De este modo, también en La horda está presente la miseria de los trabajadores madrileños, que luchan cada día por sobrevivir bajo la violencia de la clase capitalista emergente, sin apenas derechos, con salarios miserables y jugándose la vida para llenar los bolsillos de los parásitos a los que les importan poco sus accidentes laborales, sus penurias o incluso su muerte, mientras su sangre siga llenando sus barrigas criminales.
"—¡Ladrones! ¡ladrones!... Matan a los trabajadores para hacerse ricos... Sólo les importa el negocio, y los pobres que mueran como perros".
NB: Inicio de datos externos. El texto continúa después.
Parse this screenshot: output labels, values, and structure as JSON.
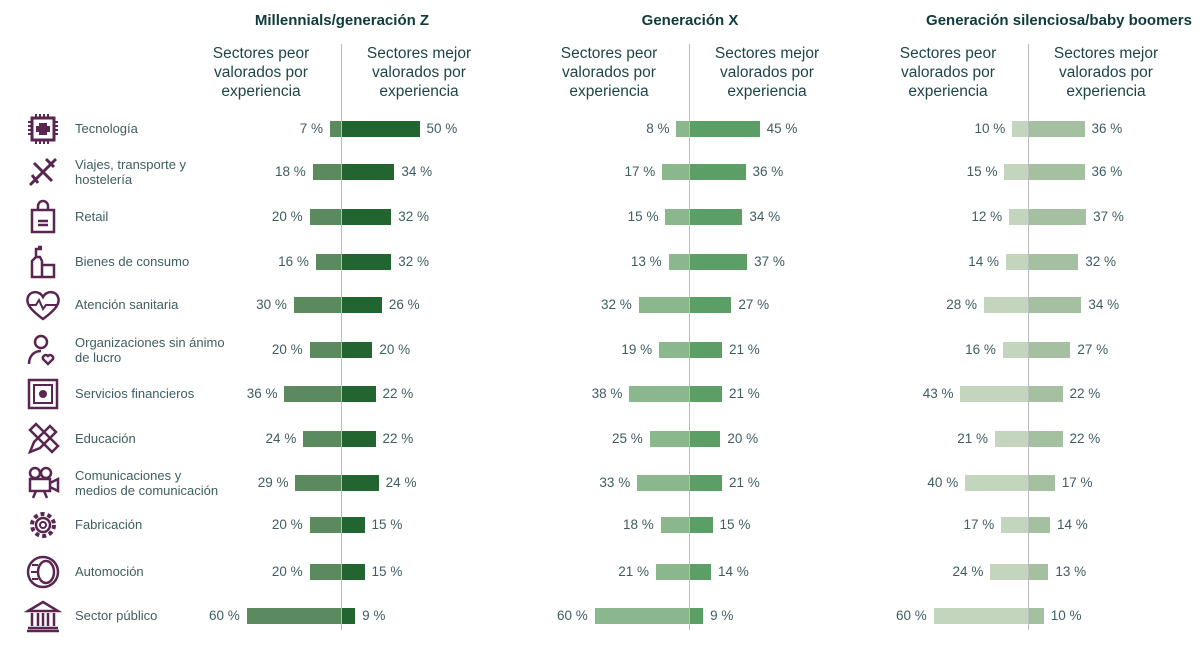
{
  "chart_data": {
    "type": "bar",
    "categories": [
      "Tecnología",
      "Viajes, transporte y hostelería",
      "Retail",
      "Bienes de consumo",
      "Atención sanitaria",
      "Organizaciones sin ánimo de lucro",
      "Servicios financieros",
      "Educación",
      "Comunicaciones y medios de comunicación",
      "Fabricación",
      "Automoción",
      "Sector público"
    ],
    "category_icons": [
      "chip-icon",
      "airplane-icon",
      "shopping-bag-icon",
      "spray-bottle-icon",
      "heart-pulse-icon",
      "person-heart-icon",
      "safe-icon",
      "pencil-ruler-icon",
      "video-camera-icon",
      "gear-icon",
      "tire-icon",
      "bank-icon"
    ],
    "value_suffix": " %",
    "panels": [
      {
        "title": "Millennials/generación Z",
        "left_label": "Sectores peor valorados por experiencia",
        "right_label": "Sectores mejor valorados por experiencia",
        "colors": {
          "left": "#5b8a5f",
          "right": "#236530"
        },
        "series": [
          {
            "name": "Sectores peor valorados por experiencia",
            "values": [
              7,
              18,
              20,
              16,
              30,
              20,
              36,
              24,
              29,
              20,
              20,
              60
            ]
          },
          {
            "name": "Sectores mejor valorados por experiencia",
            "values": [
              50,
              34,
              32,
              32,
              26,
              20,
              22,
              22,
              24,
              15,
              15,
              9
            ]
          }
        ]
      },
      {
        "title": "Generación X",
        "left_label": "Sectores peor valorados por experiencia",
        "right_label": "Sectores mejor valorados por experiencia",
        "colors": {
          "left": "#8ab88c",
          "right": "#5c9f66"
        },
        "series": [
          {
            "name": "Sectores peor valorados por experiencia",
            "values": [
              8,
              17,
              15,
              13,
              32,
              19,
              38,
              25,
              33,
              18,
              21,
              60
            ]
          },
          {
            "name": "Sectores mejor valorados por experiencia",
            "values": [
              45,
              36,
              34,
              37,
              27,
              21,
              21,
              20,
              21,
              15,
              14,
              9
            ]
          }
        ]
      },
      {
        "title": "Generación silenciosa/baby boomers",
        "left_label": "Sectores peor valorados por experiencia",
        "right_label": "Sectores mejor valorados por experiencia",
        "colors": {
          "left": "#c3d5bd",
          "right": "#a4c0a0"
        },
        "series": [
          {
            "name": "Sectores peor valorados por experiencia",
            "values": [
              10,
              15,
              12,
              14,
              28,
              16,
              43,
              21,
              40,
              17,
              24,
              60
            ]
          },
          {
            "name": "Sectores mejor valorados por experiencia",
            "values": [
              36,
              36,
              37,
              32,
              34,
              27,
              22,
              22,
              17,
              14,
              13,
              10
            ]
          }
        ]
      }
    ],
    "icon_color": "#5a2651"
  }
}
Las cosas no han cambiado mucho, especialmente ahora, en estas últimas dos décadas, en las que tras la desaparición de la Unión Soviética la clase capitalista no ve ya necesidad de seguir atrayéndose a los trabajadores con mejores salarios o derechos sociales. Por ello, manifestaciones como las que describe Blasco Ibáñez en el Madrid de 1905, cuando la clase obrera empezaba a hacer esfuerzos incipientes de organización, son cada vez más habituales en el Madrid del siglo XXI, con los mismos ingredientes: la violencia de la clase dirigente dispuesta y predispuesta a parar a los obreros organizados como sea, los policías, felices de ser los perros del amo, ansiosos por aplicarla y "los secretas" infiltrados en la manifestación para provocar la estampida y justificar la acción policial. En realidad, la gran diferencia es que en la actualidad la organización de la clase trabajadora, la que debería tener después de tantos años una conciencia de clase muy desarrollada, es apenas rudimentaria.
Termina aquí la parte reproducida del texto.